The drinking issue isn't "the issue". It could just as easily be a policy about dress code, student relationships or what is served in the cafeteria every Friday. The bottom line, in this instance, the school leadership has a policy on student drinking. The issue is submission. The drinking rule is not disguised or cloaked under a veil of ambiguity. It is quite clear and every registering student agrees to it. So, submit willingly to the authority or move on.

MJP: You are right on one point, every rule may not be 'fair' or 'correct'. That isn't the point and it matters little here. What matters is as a student at the school you agree NOT to drink. Period. So, it isn't a hard choice. Register, pay your tuition and submit to the authority OR decline your admission offer and seek out a school that better fits your idea of reasonable standards.

And, I'm glad you see that challenging leadership when there is a moral wrong (oppression, abuse, injustice) is a FAR cry from challenging leadership that states you can't belly up to the bar.

Kim said...

I tell my students (9 & 10 year olds) that they must obey me unless my decision is illegal (against man's laws) or immoral (against God's laws - for those unchurched - just not right in your gut) or they will face consequences.

I also tell them that, at an appropriate time, they can speak to me privately about how they feel about my decisions. I give them plenty of latitude in how they communicate the depth of their feelings and have been known to modify or completely change my decisions. I have also been known to stand firm.

Why do I believe it is so important for my students to obey me? I discuss with them that they must learn to submit to authority and obey when the consequences for disobedience are relatively light. In light of things, recess detention or a parent conference is not that big a deal.

If children don't learn to obey when the stakes are low, they will have a difficult time obeying employers and the laws of the land when the repercussions can ruin their lives.

Is submission to authority one of the most important lessons we can learn in life - for our own good?

ABSOLUTELY!

Missy said...

Oh Boy! FINALLY! A blog I can weigh in on with some authority! lol

I am a Nate/Tricia follower, a 35 year old mom that has CF, a resident of Indiana, was married in 1993 at Meridian St. Church of God out of Anderson, Indiana and spent many weekends visiting friends whose parents were paying the $22,000 price tag to attend Anderson University. I have been all over that campus.

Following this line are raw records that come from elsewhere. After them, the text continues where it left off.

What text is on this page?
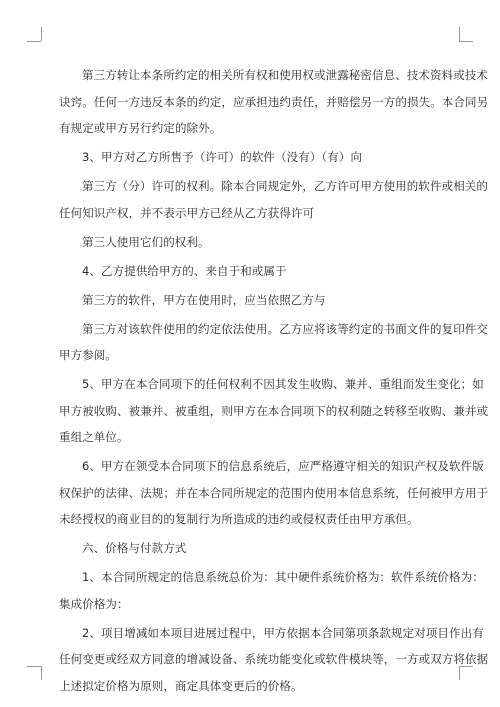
第三方转让本条所约定的相关所有权和使用权或泄露秘密信息、技术资料或技术
诀窍。任何一方违反本条的约定，应承担违约责任，并赔偿另一方的损失。本合同另
有规定或甲方另行约定的除外。

3、甲方对乙方所售予（许可）的软件（没有）（有）向

第三方（分）许可的权利。除本合同规定外，乙方许可甲方使用的软件或相关的
任何知识产权，并不表示甲方已经从乙方获得许可

第三人使用它们的权利。

4、乙方提供给甲方的、来自于和或属于

第三方的软件，甲方在使用时，应当依照乙方与

第三方对该软件使用的约定依法使用。乙方应将该等约定的书面文件的复印件交
甲方参阅。

5、甲方在本合同项下的任何权利不因其发生收购、兼并、重组而发生变化；如
甲方被收购、被兼并、被重组，则甲方在本合同项下的权利随之转移至收购、兼并或
重组之单位。

6、甲方在领受本合同项下的信息系统后，应严格遵守相关的知识产权及软件版
权保护的法律、法规；并在本合同所规定的范围内使用本信息系统，任何被甲方用于
未经授权的商业目的的复制行为所造成的违约或侵权责任由甲方承但。

六、价格与付款方式

1、本合同所规定的信息系统总价为：其中硬件系统价格为：软件系统价格为：
集成价格为：

2、项目增减如本项目进展过程中，甲方依据本合同第项条款规定对项目作出有
任何变更或经双方同意的增减设备、系统功能变化或软件模块等，一方或双方将依据
上述拟定价格为原则，商定具体变更后的价格。
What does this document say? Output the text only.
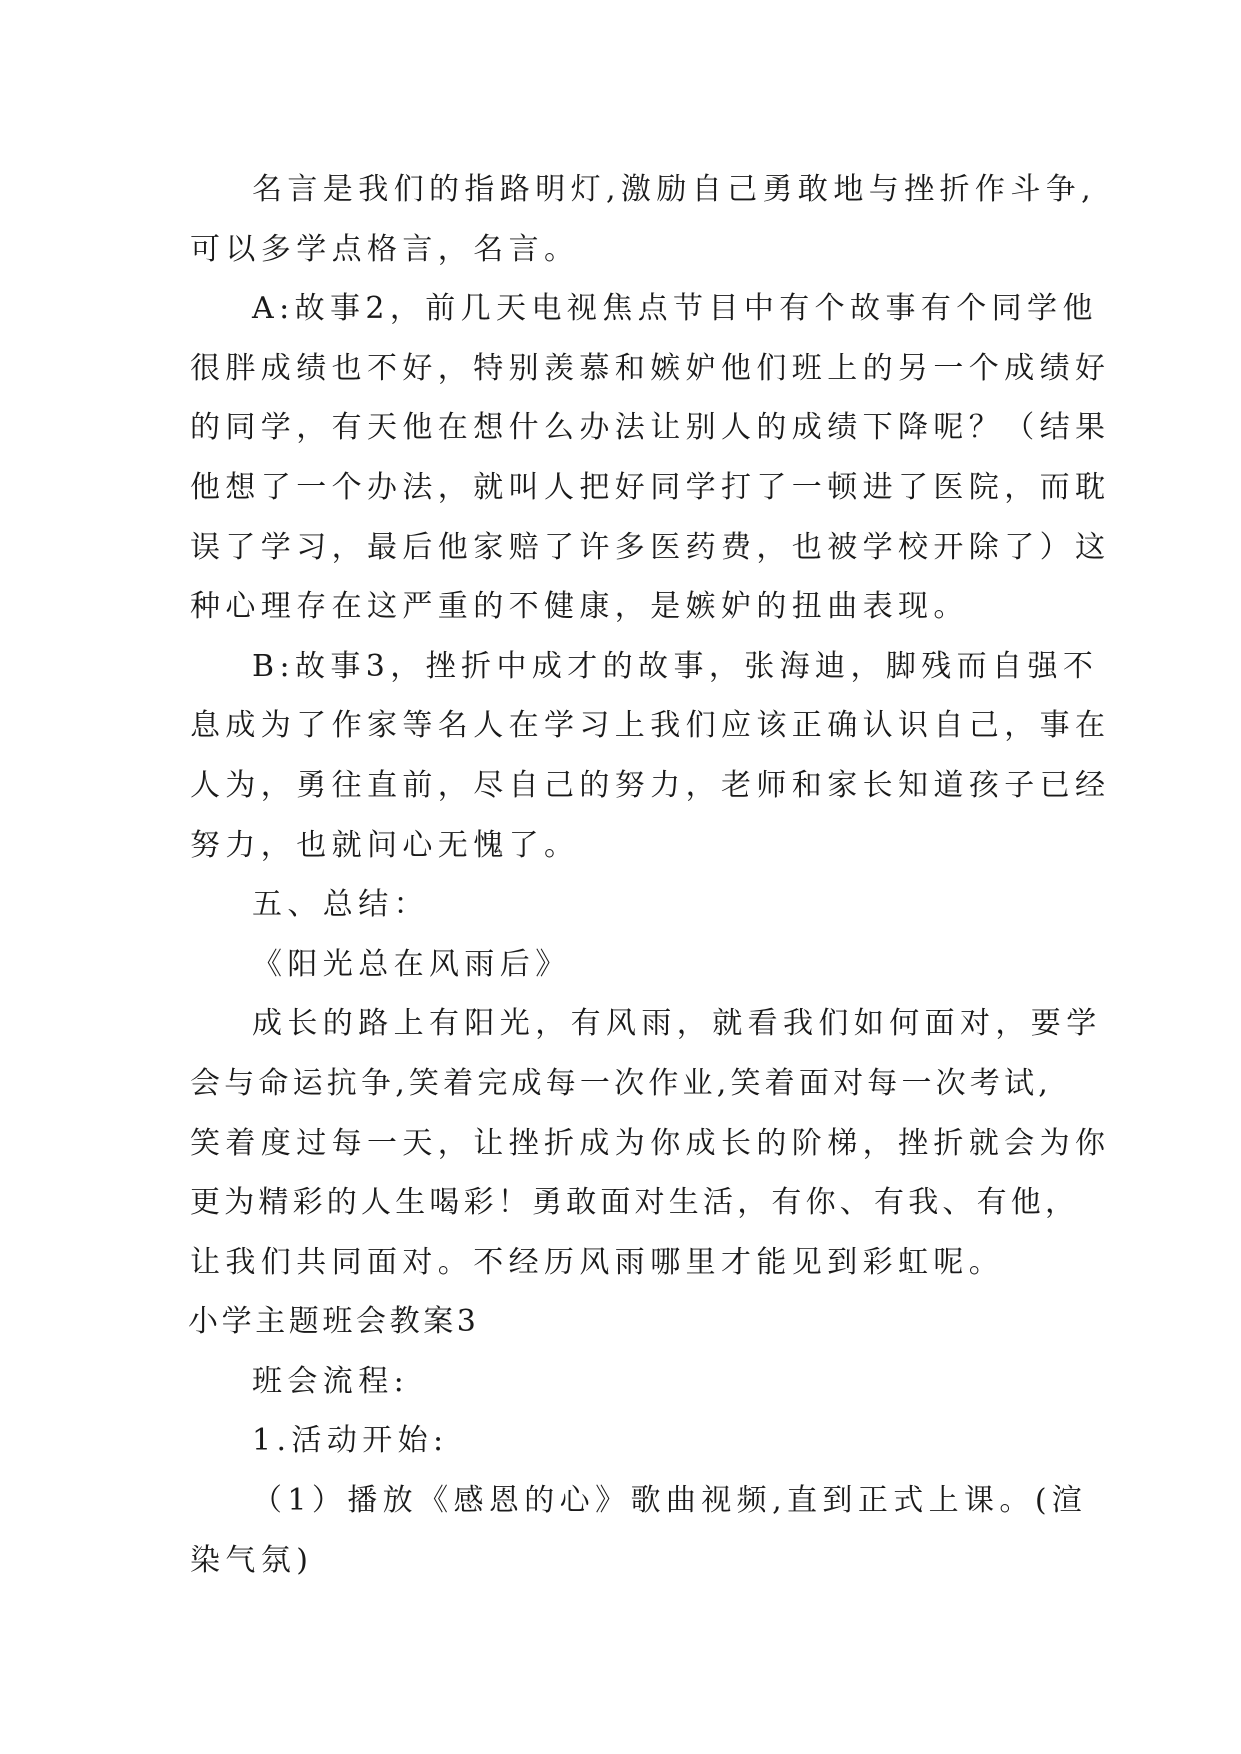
名言是我们的指路明灯,激励自己勇敢地与挫折作斗争,
可以多学点格言，名言。
A:故事2，前几天电视焦点节目中有个故事有个同学他
很胖成绩也不好，特别羡慕和嫉妒他们班上的另一个成绩好
的同学，有天他在想什么办法让别人的成绩下降呢？（结果
他想了一个办法，就叫人把好同学打了一顿进了医院，而耽
误了学习，最后他家赔了许多医药费，也被学校开除了）这
种心理存在这严重的不健康，是嫉妒的扭曲表现。
B:故事3，挫折中成才的故事，张海迪，脚残而自强不
息成为了作家等名人在学习上我们应该正确认识自己，事在
人为，勇往直前，尽自己的努力，老师和家长知道孩子已经
努力，也就问心无愧了。
五、总结：
《阳光总在风雨后》
成长的路上有阳光，有风雨，就看我们如何面对，要学
会与命运抗争,笑着完成每一次作业,笑着面对每一次考试,
笑着度过每一天，让挫折成为你成长的阶梯，挫折就会为你
更为精彩的人生喝彩！勇敢面对生活，有你、有我、有他，
让我们共同面对。不经历风雨哪里才能见到彩虹呢。
小学主题班会教案3
班会流程:
1.活动开始:
（1）播放《感恩的心》歌曲视频,直到正式上课。(渲
染气氛)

It is an expensive private college relative to plenty of other educational options in Indiana. (IU, Purdue, Ball State, ISU, Vincennes, Butler)

To set the stage, AU is in a small town, and not much of a 'community college.' Meaning, the majority of students are transplants that are from other cities. They CHOSE to attend that school and pay one of the highest tuitions in the state. They CHOSE to move to the middle of nowhere, live on campus, and BY BECOMING A STUDENT OF THE UNIVERSITY THEY AGREE TO ABIDE BY UNIVERSITY RULES.

I don't care if the rule is to wear a burlap robe on Fridays....if it's a PRIVATE school they can have rules that all students adhere to. It's called FREEDOM OF RELIGION and they have a right to establish a university that provides an environment to ALL students that is in line with said religion.

Quite frankly, if they don't agree with the RELIGION, then by all means---- $ave yourselves, for the same money you could rent a fab condo in Indy, go to Butler University (a private college without religion), and go get trashed every weekend in Broad Ripple.

They claim they are adults...then by all means...make some adult choices. Quit trying to violate the university policy of a school funded by the Church of God religion. The Church of God does not embrace the consumption of alcohol. Appreciate that the world, gasp!, does not just revolve around you.

Okay........off my soap box.

Barb said...

For what it's worth, AU is just one of many Christian colleges with similar policies. Three of my kids attended such a college, THEIR choice. Frankly, to them, the "rules" were a breath of fresh air after attending public school for 13 yrs. They were fed up with that "real world."

But not to get off the point ... absolutely ... Rick's point of authority is absolutely on.